Each of the vehicle structures 100, 300, 500 described above may be a vehicle side structure, and the respective portion 102 may be a side portion. However, the vehicle structure 100, 300, 500 may be applied and mounted elsewhere to the vehicle, for example in the front of the vehicle, and may there be part of a bumper, in the rear of the vehicle, or elsewhere within the vehicle. The vehicle structure 100, 300, 500 may for example be used in an electric vehicle or a hybrid vehicle, but of course also in a regular vehicle with a combustion engine only. The vehicle structure 100, 300, 500 may be configured to protect one or more electric batteries of an electric vehicle or a hybrid vehicle, for example upon a collision. Thus, the vehicle structure 100, 300, 500 may be located at one or more sides of the electric battery. The vehicle structure 100, 300, 500 is efficient in protecting the driver and/or one or more passengers of the vehicle upon a collision. The vehicle structure 100, 300, 500 is efficient as a protection with regard to pole collisions or crashes. The vehicle structure 100, 300, 500 is efficient in preventing the intrusion of a pole into the car upon a pole collision.

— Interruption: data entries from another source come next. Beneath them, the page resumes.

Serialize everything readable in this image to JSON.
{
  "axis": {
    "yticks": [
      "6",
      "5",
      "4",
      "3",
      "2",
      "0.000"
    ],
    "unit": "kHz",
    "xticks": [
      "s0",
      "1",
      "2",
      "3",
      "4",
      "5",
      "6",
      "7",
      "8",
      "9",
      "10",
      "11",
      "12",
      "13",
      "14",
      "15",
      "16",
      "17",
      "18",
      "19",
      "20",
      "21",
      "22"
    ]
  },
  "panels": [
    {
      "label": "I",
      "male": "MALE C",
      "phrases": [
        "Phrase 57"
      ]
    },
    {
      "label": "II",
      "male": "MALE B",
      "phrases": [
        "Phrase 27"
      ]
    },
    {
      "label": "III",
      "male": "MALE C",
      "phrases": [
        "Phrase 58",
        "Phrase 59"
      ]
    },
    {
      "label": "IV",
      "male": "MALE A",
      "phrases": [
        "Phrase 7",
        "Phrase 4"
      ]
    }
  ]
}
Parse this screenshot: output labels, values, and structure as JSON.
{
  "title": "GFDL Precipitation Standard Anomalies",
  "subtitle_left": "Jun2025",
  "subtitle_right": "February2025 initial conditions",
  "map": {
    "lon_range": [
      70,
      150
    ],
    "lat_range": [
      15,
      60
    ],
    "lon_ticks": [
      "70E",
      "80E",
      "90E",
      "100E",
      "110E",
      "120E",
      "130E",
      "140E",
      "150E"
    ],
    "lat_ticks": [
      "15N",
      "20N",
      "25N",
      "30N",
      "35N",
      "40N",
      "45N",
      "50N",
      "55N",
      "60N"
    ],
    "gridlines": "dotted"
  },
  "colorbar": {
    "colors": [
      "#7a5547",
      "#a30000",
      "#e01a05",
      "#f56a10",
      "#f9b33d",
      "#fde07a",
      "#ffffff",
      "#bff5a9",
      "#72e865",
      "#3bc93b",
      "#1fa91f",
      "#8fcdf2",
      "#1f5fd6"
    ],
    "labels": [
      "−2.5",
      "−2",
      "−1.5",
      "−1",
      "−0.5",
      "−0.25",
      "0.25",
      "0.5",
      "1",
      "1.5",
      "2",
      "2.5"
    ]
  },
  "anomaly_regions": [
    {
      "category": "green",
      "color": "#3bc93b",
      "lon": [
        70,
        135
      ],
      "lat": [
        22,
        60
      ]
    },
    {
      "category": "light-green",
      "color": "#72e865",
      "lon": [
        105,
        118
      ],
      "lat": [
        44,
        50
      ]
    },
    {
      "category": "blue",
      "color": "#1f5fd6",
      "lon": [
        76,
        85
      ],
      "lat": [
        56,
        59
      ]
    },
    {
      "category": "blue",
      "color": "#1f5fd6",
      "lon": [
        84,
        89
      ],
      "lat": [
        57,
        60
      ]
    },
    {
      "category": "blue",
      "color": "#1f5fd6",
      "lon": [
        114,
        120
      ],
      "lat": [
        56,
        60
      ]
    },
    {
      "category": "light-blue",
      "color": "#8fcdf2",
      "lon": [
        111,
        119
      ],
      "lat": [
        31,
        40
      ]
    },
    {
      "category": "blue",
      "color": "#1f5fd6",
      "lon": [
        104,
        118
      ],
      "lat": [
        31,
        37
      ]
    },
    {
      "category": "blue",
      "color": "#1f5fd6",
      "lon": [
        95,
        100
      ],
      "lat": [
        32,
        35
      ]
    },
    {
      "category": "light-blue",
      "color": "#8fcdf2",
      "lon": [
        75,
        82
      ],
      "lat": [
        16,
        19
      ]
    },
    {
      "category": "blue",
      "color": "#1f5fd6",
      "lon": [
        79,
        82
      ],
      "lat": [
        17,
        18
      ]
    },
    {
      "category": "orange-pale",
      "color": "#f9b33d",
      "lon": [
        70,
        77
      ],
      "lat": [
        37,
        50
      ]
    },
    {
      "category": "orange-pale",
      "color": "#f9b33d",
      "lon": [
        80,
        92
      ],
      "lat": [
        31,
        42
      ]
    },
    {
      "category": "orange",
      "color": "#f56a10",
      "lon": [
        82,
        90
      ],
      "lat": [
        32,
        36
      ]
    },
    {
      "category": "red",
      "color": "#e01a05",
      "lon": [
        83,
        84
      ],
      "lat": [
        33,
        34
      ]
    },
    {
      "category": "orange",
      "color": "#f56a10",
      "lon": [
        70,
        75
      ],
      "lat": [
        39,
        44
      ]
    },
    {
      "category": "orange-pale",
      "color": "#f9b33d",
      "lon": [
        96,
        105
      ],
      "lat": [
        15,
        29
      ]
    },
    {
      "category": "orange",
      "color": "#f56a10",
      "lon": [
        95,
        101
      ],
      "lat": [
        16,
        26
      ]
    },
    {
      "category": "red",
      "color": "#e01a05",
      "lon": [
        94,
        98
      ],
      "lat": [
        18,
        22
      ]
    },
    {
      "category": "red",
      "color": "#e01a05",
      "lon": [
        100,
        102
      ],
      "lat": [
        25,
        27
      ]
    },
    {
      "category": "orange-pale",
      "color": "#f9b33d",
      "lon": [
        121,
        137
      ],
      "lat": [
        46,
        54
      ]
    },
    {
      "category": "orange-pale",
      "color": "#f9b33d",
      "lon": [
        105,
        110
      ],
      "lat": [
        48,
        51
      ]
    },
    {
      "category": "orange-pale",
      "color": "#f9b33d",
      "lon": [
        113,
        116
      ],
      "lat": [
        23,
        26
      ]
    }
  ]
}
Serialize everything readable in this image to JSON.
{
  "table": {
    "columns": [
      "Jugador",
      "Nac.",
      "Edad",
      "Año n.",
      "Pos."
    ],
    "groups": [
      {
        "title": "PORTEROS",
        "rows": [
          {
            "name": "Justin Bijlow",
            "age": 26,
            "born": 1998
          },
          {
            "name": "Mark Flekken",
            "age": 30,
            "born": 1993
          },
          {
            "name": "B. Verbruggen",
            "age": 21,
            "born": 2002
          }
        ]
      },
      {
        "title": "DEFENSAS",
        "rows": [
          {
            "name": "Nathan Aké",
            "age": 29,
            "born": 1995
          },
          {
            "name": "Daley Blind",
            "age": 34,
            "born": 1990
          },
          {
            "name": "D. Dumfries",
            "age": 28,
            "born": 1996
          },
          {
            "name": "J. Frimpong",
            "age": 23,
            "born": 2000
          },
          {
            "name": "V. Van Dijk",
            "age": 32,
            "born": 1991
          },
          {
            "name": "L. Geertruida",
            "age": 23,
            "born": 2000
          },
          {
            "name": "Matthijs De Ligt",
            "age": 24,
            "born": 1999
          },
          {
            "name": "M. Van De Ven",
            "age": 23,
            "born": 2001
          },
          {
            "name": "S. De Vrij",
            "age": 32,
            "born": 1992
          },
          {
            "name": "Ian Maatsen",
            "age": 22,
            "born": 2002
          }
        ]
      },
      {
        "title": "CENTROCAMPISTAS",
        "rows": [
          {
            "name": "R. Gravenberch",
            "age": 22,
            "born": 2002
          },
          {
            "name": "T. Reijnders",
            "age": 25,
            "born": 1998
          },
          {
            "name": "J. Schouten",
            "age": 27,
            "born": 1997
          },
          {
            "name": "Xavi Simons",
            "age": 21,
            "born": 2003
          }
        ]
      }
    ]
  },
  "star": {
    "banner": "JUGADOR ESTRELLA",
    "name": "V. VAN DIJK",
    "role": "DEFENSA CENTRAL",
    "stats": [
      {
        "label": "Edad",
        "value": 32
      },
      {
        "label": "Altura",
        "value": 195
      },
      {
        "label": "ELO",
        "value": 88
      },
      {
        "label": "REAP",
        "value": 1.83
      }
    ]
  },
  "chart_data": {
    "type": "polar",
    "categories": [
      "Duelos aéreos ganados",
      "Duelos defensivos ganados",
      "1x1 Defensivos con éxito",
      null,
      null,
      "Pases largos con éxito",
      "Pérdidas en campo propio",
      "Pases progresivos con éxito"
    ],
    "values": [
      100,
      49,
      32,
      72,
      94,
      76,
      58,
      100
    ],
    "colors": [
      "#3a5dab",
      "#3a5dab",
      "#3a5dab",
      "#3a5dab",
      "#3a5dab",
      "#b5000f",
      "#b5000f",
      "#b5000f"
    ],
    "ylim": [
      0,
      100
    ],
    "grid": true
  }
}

For some embodiments, the portion 102 is a side sill portion, wherein the longitudinal extension 104 of the side sill portion 102 is configured to extend in a longitudinal direction 106 of a vehicle body of the vehicle and is configured to be provided at a side of the vehicle body. With reference to FIG. 8, for some embodiments, the side sill portion 102 may be configured to be attached, or be attachable, to one or more cross beams 400 of the vehicle body, for example two cross beams of the vehicle body. However, in alternative embodiments, instead of a side sill portion, the portion or the side portion may be a side beam portion, a bumper portion, or a beam portion configured to be located elsewhere in a vehicle.

The features of the different embodiments of the vehicle structure disclosed above may be combined in various possible ways providing further advantageous embodiments.

The present invention is not limited to the above-described embodiments. Instead, the present invention relates to, and encompasses all different embodiments being included within the scope of the appended independent claim.